Fargo looked at him—really looked at him—and realized that here was a man who had no business wearing that tin star. Overweight and out of shape and with little backbone to boast of, Tibbit was one of those good-natured souls who thought everyone else should be the same and always tried to reason with troublemakers.
“You should listen to yourself sometime,” he said.
“How’s that again? I hear perfectly fine, thank you. And I shou
ld think you’d be more grateful for me saving your life.” Tibbit held out his hand. “But what do you say we start over? Where are your things? How about we collect them and take you to town and put you up for the night? To sort of make up for how you were treated.”

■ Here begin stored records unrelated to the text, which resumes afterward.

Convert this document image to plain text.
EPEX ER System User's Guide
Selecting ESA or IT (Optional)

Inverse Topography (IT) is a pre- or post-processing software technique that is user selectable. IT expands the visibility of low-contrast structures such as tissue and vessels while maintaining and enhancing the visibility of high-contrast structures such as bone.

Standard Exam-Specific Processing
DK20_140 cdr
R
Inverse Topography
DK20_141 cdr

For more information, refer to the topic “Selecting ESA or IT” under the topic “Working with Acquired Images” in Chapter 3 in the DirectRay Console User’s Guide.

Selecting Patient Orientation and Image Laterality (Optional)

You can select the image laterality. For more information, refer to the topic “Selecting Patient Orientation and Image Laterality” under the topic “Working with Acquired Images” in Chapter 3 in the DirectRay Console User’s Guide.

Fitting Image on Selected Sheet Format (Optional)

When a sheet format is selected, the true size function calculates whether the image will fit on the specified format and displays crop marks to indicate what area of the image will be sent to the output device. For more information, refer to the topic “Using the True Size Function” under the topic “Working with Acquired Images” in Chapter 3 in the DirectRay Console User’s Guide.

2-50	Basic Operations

Fargo stared at the lawman’s hand.
“What’s the matter? I’m trying to be friendly and mend fences. Can’t you meet me halfway?”
“How long have you worn that badge?”
“Why do you ask a thing like that? I’ve been the town marshal for going on fourteen months. And I do a good job if I do say so my own self.” Tibbit chuckled. “But then, Haven is a peaceful little community. Some would call it a stick in the mud with only a bank and a general store and the feed and grain and the houses. But it serves the needs of farmers like Sam, there. Doesn’t it, Sam?”
“I can’t complain,” Sam said.
Fargo grunted. “Peaceful little communities don’t go around stringing folks up in the middle of the night.”
“I grant you that, yes,” Marshal Tibbit allowed. “But Harvey and his friends had cause, of a sort. You see, a local girl has gone missing. The fourth in the past year. So you can’t blame them for being rough with you.”
“Care to bet?” Fargo said, with a pointed glance at Harvey Stansfield.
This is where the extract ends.